«All art, in a way, is the creation of illusion»
Con questa citazione si apre In Search of Greatness, l’ultimo documentario di Gabe Polsky che è idealmente il tassello complementare del suo precedente lavoro, Red Army (2014). Lì si andava a ricostruire una storia sportiva che aveva dell’incredibile ma, soprattutto, del cinematografico (i destini incrociati della nazionale di hockey sovietica e il percorso storico/politico della sua nazione), qui invece si prova a indagare un tema, costruire una tesi partendo proprio dalla decostruzione della cronaca. Lontano dall’appassionare il pubblico con storie e aneddoti in stile Buffa o una ricostruzione spettacolare e adrenalinica come invece recentemente visto nella serie The Last Dance incentrata sulla figura di Michael Jordan e i suoi leggendari Bulls, In Search of Greatness è un film più contemplativo, filosofico e per questo affascinante. Attraverso le testimonianze di alcuni esponenti di prim’ordine come Pelè, Jerry Rice o Wayne Gretzky, Polsky è interessato a far emergere dai suoi ospiti non i ricordi di determinate vittorie, ma le loro opinioni sul perché siano riusciti a diventare delle figure sportive di fama internazionale. Da dove nasce l’estro? Quanto la statistica può aiutare una prestazione agonistica? Dov’è e soprattutto cos’è il quid che un fenomeno deve possedere per diventare tale? Lo sport viene paragonato all’arte. In maniera esplicita questo confronto prende forma lungo la narrazione. Proprio come l’artista, il campione deve ammaliare le folle, ispirarle, tenerle in pugno col fiato sospeso e farle emozionare. Dagli spalti, noi comuni mortali, siamo affamati di meraviglia. Vogliamo godere di uno spettacolo unico, rimanere colpiti dalla potenza di un gesto atletico e scervellarci in eterno su come sia stato possibile che un altro essere umano alla nostra portata sia riuscito in qualcosa di incomprensibile.

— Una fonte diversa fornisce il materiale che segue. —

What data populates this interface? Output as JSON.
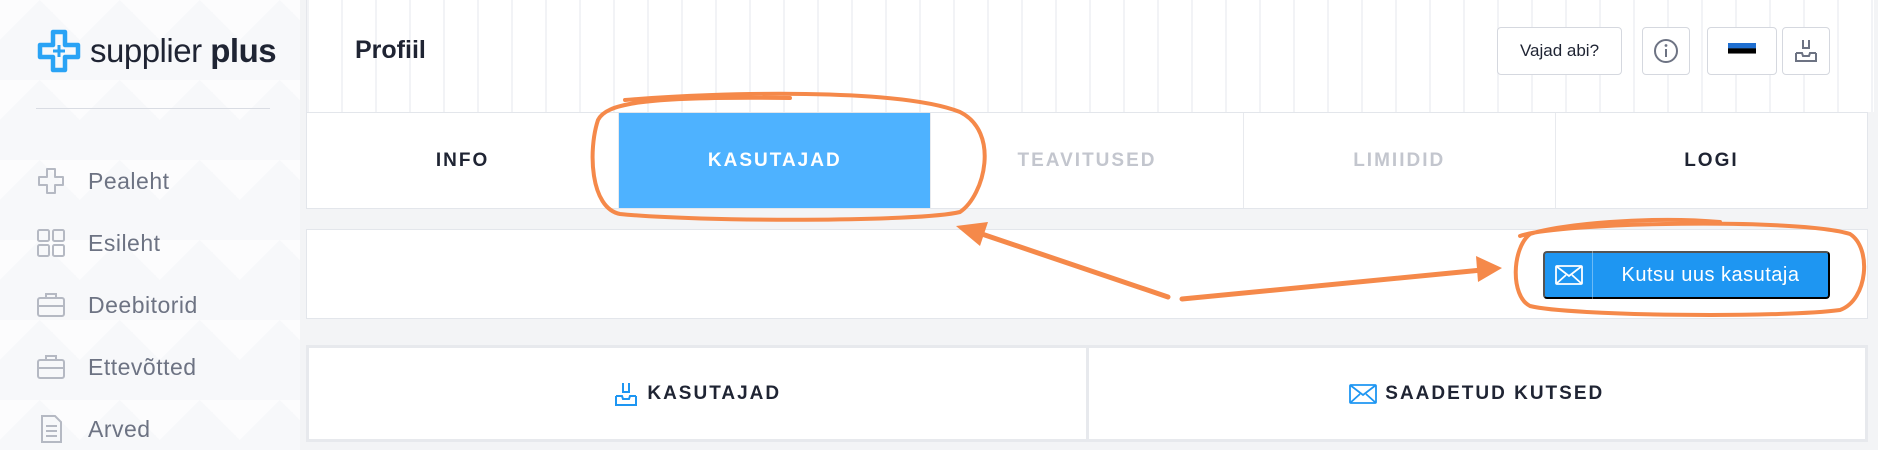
{
  "brand": {
    "name_light": "supplier",
    "name_bold": "plus"
  },
  "sidebar": {
    "items": [
      {
        "label": "Pealeht",
        "icon": "plus-cross-icon"
      },
      {
        "label": "Esileht",
        "icon": "grid-icon"
      },
      {
        "label": "Deebitorid",
        "icon": "briefcase-icon"
      },
      {
        "label": "Ettevõtted",
        "icon": "briefcase-icon"
      },
      {
        "label": "Arved",
        "icon": "document-icon"
      }
    ]
  },
  "header": {
    "title": "Profiil",
    "help_label": "Vajad abi?",
    "info_icon": "info-icon",
    "language_icon": "estonia-flag-icon",
    "logout_icon": "logout-tray-icon"
  },
  "tabs": [
    {
      "label": "INFO",
      "state": "normal"
    },
    {
      "label": "KASUTAJAD",
      "state": "active"
    },
    {
      "label": "TEAVITUSED",
      "state": "disabled"
    },
    {
      "label": "LIMIIDID",
      "state": "disabled"
    },
    {
      "label": "LOGI",
      "state": "normal"
    }
  ],
  "actions": {
    "invite_label": "Kutsu uus kasutaja",
    "invite_icon": "envelope-icon"
  },
  "subtabs": [
    {
      "label": "KASUTAJAD",
      "icon": "user-tray-icon"
    },
    {
      "label": "SAADETUD KUTSED",
      "icon": "envelope-icon"
    }
  ],
  "colors": {
    "accent": "#1e96f2",
    "active_tab": "#4eb2ff",
    "annotation": "#f5894a",
    "text_dark": "#1f2433",
    "text_muted": "#6d7383"
  }
}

Eppure, proprio come ricordato in apertura, l’arte non è altro che la creazione di un’illusione. Il cinema, la musica, lo sport sono solo fantomatici servitori del mondo dell’intrattenimento. Illudersi che potremo raggiungere le vette di alcuni mostri sacri, rientra perfettamente nel gioco dell’esistenza: andare avanti, un nuovo ostacolo, un nuovo tassello, un nuovo obiettivo. Così come loro, i veri fenomeni, non sono mai soddisfatti né tanto meno si illudono di essere superiori o migliori di noialtri. Gabe Polsky avvicina le cineprese ai volti degli sportivi per smascherarli, per far crollare la magia e mostrare la loro piena, totale e comune umanità. La grandezza citata nel titolo non esiste, è qualcosa di illusorio appunto, qualcosa che noialtri siamo soliti attribuire a chi ce l’ha fatta mentre chi ce l’ha fatta è solito rivedere nell’insensato fascino che questi riescono a innescare negli occhi di chi guarda. Lo sport è la fucina di storie più appassionanti e genuine che la natura umana possa concepire. Lo sport è magia allo stato puro. Lo sport è l’esito di un incrocio perfetto tra volontà, prestazione fisica, fortuna e talento. Lo sport è geniale, la passione dei tifosi invece completamente irrazionale e sregolata. Affinché il numero di magia riesca, affinché l’illusione trovi compimento e si trasformi in arte, ci vuole il genio ma anche la sregolatezza.